All that exposition is making this a bit long so here’s the short-ish version.
The story starts with fifteen year-old Paul, moving with his family, at the Emperor’s order, from their lush garden planet to the hellish desert planet of Arrakis. Arrakis, until recently, had been under the rule of the Harkonnen, who’ve sworn a blood feud with the Atreides for generations. Shortly after arriving, Paul’s father is betrayed to the Harkonnen and Paul has to flee for his life along with his mother. As he hides among and learns from the native people, the Fremen, he becomes one of them and in return trains the already formidable group to become unstoppable fighters. The longer he is with them, the more respected he becomes. Also due to his mother’s twisting of the Fremen’s religion he became revered, as their promised one. During his time with the Fremen, Paul’s mother, Jessica became Reverend Mother, a Fremen religious leader. Paul, using pure spice, gained a better view of the future paths ahead of him. Using his battle training and his prescient abilities, Paul leads the now deadly Fremen against Harkonnen forts and villages.
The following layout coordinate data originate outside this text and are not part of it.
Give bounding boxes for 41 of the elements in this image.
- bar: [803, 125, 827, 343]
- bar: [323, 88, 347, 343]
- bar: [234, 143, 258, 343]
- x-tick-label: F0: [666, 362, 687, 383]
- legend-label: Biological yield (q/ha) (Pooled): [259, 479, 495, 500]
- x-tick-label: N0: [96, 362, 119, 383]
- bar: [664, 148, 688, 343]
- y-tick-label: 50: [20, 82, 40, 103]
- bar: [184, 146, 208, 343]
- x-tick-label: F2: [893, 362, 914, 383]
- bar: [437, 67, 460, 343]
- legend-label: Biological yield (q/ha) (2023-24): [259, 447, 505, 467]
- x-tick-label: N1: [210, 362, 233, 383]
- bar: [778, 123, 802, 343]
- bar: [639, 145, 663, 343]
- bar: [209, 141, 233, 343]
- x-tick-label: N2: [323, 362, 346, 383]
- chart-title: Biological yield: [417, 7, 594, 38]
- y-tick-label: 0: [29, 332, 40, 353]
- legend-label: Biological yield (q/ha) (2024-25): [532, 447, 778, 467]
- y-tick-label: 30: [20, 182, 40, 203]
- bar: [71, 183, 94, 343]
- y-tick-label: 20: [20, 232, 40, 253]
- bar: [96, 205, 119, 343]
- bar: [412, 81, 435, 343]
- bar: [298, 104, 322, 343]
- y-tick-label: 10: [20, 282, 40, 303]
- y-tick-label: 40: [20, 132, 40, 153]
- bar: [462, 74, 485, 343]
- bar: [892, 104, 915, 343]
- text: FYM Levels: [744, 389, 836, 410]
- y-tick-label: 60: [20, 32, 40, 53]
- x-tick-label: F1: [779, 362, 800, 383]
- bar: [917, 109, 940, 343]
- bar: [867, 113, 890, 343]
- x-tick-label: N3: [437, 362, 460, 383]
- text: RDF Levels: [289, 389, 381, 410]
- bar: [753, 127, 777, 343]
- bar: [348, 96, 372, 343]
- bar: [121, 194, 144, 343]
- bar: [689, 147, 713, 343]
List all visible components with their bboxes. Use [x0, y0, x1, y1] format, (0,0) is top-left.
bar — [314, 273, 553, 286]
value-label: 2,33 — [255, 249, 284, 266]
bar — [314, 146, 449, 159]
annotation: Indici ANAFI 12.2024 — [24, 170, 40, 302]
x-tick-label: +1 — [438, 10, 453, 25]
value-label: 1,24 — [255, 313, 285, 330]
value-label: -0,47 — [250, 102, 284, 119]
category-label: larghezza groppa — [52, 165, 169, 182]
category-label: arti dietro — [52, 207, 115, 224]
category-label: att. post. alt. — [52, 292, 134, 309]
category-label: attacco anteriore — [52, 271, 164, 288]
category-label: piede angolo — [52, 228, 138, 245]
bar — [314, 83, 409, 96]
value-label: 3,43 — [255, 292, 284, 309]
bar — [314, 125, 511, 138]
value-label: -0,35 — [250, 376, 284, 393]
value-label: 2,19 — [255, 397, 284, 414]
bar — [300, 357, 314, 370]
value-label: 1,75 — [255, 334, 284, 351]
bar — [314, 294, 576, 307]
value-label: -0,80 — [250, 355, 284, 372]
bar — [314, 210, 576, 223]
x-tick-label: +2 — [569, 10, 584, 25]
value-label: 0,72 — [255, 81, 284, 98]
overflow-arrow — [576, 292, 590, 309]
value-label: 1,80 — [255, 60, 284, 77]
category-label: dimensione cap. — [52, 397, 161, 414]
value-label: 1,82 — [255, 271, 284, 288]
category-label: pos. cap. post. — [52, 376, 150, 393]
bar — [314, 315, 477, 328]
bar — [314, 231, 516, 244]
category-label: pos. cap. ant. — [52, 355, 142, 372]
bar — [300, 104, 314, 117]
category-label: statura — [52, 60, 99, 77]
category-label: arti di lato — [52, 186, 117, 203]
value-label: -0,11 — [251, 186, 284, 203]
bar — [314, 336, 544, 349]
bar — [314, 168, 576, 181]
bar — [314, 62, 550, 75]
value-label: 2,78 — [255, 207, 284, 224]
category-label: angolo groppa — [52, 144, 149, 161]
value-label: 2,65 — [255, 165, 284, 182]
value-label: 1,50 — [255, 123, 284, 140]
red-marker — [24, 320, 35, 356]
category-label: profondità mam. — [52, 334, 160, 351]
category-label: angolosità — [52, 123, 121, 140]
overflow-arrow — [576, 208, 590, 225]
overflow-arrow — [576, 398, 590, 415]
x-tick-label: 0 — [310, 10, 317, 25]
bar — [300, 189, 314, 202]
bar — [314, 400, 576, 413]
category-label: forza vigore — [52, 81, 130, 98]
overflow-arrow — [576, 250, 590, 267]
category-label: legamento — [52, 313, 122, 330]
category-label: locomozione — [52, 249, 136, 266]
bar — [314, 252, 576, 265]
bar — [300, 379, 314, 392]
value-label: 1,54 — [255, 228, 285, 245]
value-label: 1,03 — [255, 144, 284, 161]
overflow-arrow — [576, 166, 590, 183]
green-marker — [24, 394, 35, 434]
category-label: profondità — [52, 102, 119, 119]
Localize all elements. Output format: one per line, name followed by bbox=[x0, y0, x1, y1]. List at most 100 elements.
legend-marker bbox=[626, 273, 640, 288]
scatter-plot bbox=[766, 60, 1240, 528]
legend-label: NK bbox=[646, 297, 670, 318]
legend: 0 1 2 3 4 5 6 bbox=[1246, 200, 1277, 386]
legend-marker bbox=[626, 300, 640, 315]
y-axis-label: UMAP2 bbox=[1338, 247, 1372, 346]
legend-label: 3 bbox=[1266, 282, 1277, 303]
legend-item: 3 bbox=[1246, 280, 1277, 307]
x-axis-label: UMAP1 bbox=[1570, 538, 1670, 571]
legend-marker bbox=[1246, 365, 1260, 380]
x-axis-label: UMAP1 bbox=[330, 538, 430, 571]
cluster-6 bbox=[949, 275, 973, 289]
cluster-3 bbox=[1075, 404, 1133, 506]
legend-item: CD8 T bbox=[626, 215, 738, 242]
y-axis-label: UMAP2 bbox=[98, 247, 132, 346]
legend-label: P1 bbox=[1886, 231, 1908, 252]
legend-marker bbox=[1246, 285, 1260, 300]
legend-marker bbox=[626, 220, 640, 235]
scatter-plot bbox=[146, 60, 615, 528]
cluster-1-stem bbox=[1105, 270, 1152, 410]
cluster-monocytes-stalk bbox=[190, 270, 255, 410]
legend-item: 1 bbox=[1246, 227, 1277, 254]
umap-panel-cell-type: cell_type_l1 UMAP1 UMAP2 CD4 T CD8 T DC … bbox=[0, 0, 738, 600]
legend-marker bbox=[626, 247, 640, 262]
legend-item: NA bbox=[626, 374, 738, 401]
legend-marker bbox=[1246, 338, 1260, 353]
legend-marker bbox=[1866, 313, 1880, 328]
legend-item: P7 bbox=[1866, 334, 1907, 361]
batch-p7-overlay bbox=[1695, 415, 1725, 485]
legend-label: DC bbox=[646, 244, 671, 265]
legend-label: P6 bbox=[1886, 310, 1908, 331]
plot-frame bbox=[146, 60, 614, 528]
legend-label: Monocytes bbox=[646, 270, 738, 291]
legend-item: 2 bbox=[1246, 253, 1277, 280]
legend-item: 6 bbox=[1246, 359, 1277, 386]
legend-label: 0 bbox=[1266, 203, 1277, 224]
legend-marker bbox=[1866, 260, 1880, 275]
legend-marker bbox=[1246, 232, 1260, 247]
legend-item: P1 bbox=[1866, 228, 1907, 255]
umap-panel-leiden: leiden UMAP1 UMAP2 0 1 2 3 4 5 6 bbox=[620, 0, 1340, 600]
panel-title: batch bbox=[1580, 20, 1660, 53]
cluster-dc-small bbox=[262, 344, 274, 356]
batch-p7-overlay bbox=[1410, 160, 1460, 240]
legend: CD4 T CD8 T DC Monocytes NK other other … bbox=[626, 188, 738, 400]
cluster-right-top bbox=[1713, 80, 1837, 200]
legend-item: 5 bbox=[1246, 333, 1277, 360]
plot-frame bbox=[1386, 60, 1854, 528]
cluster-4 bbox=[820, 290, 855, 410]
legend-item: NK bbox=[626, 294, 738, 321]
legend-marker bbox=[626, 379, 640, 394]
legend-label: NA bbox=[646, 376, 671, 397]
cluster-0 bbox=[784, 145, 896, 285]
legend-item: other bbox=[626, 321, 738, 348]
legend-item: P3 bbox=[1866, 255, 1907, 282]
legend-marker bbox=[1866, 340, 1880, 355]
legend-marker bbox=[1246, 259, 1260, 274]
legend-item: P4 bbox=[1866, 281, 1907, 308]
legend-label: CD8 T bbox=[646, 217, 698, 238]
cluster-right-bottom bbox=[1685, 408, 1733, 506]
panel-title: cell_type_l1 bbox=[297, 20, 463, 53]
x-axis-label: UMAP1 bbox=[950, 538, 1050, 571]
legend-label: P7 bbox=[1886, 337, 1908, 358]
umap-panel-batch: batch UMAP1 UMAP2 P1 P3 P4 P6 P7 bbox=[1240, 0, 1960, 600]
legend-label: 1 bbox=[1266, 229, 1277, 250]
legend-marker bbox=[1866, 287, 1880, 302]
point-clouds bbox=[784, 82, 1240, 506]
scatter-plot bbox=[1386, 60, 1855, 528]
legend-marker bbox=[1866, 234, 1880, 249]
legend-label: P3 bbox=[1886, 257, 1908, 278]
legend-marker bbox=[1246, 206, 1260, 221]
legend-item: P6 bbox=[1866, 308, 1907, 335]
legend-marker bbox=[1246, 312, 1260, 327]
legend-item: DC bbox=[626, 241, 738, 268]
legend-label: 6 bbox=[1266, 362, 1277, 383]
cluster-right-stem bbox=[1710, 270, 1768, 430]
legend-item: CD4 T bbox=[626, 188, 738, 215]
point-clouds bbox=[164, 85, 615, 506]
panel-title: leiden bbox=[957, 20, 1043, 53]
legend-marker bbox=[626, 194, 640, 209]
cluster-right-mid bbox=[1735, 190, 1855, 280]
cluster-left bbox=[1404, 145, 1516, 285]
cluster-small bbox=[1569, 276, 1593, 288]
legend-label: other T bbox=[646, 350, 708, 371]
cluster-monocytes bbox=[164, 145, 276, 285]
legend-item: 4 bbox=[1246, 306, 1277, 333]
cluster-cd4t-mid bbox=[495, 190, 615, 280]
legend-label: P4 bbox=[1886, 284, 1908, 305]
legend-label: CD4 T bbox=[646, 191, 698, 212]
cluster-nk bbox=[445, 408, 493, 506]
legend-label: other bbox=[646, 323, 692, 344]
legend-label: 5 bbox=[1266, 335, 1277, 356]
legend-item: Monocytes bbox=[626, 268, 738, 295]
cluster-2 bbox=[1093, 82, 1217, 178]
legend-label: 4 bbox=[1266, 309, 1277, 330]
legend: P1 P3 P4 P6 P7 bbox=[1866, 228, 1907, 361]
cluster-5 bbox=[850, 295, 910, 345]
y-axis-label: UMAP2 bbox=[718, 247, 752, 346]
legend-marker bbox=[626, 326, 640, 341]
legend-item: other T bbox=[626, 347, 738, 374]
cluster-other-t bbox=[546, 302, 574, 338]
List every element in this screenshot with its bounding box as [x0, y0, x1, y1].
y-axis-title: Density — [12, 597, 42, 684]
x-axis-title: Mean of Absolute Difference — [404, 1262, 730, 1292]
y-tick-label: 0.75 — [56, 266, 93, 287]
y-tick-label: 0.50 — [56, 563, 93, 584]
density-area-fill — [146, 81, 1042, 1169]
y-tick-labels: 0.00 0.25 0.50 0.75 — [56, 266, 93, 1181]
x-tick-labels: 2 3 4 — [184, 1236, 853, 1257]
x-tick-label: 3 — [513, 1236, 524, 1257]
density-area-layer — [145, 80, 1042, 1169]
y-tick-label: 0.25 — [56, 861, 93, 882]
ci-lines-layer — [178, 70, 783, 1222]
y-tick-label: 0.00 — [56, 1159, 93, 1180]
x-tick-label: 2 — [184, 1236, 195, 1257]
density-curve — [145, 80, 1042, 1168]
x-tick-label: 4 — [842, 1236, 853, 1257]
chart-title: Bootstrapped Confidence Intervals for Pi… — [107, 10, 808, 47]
As Paul and his Fremen reach the capital, the Emperor and the Harkonnen, combine forces to oppose him. The book closes in the aftermath of that fight as terms of surrender are discussed.
The reason Dune’s worth reading and re-reading, beyond the compelling story and characters, is what it says about science, religion, and humanity’s base wants and needs. The abuse of religion and superstition by the Bene Gesserit has always struck me as an especially true reflection of how religion is used as a tool by people for their own non-religious ends. With regard to science, Dune is unlike most other sci-fi, as there are no computers. With that simple change the story becomes much more personal. There are no techno babble powered escapes at the last second and no robot saviors to interfere with the drama of the story. The de-emphasis on technology allowed more room for intrigue in a world where knives, not guns, were the weapon of choice. But more importantly, for me, reading a lot of older sci-fi is difficult, since their conceptions of computers are so far astray from reality, taking me out of the narrative. But with the destruction of all computers from their universe centuries before, it deals with that problem neatly allowing me to read without distraction.
Frank Herbert’s Dune, is difficult read at times, especially at the start. His quick introduction of cultures and languages makes the first act hard to read, let alone pronounce! (Reviewers Note: don’t try reading the first act to a sleepy, unassuming, and unprepared girlfriend. She will definitely yell at you to “shut up” and pillows may be thrown.) That introduction’s difficult wordage takes the reader on a path that mirrors Paul’s discovery of his new home on Arrakis. I can easily see first time readers being upset with what seems like the author purposefully trying to confuse them, but if you stick with it you’re in for a great story with some of my favorite characters. (Review Note: Bitchy editor says you don’t rate your book reviews, but I say 11 out of 5 dammit!)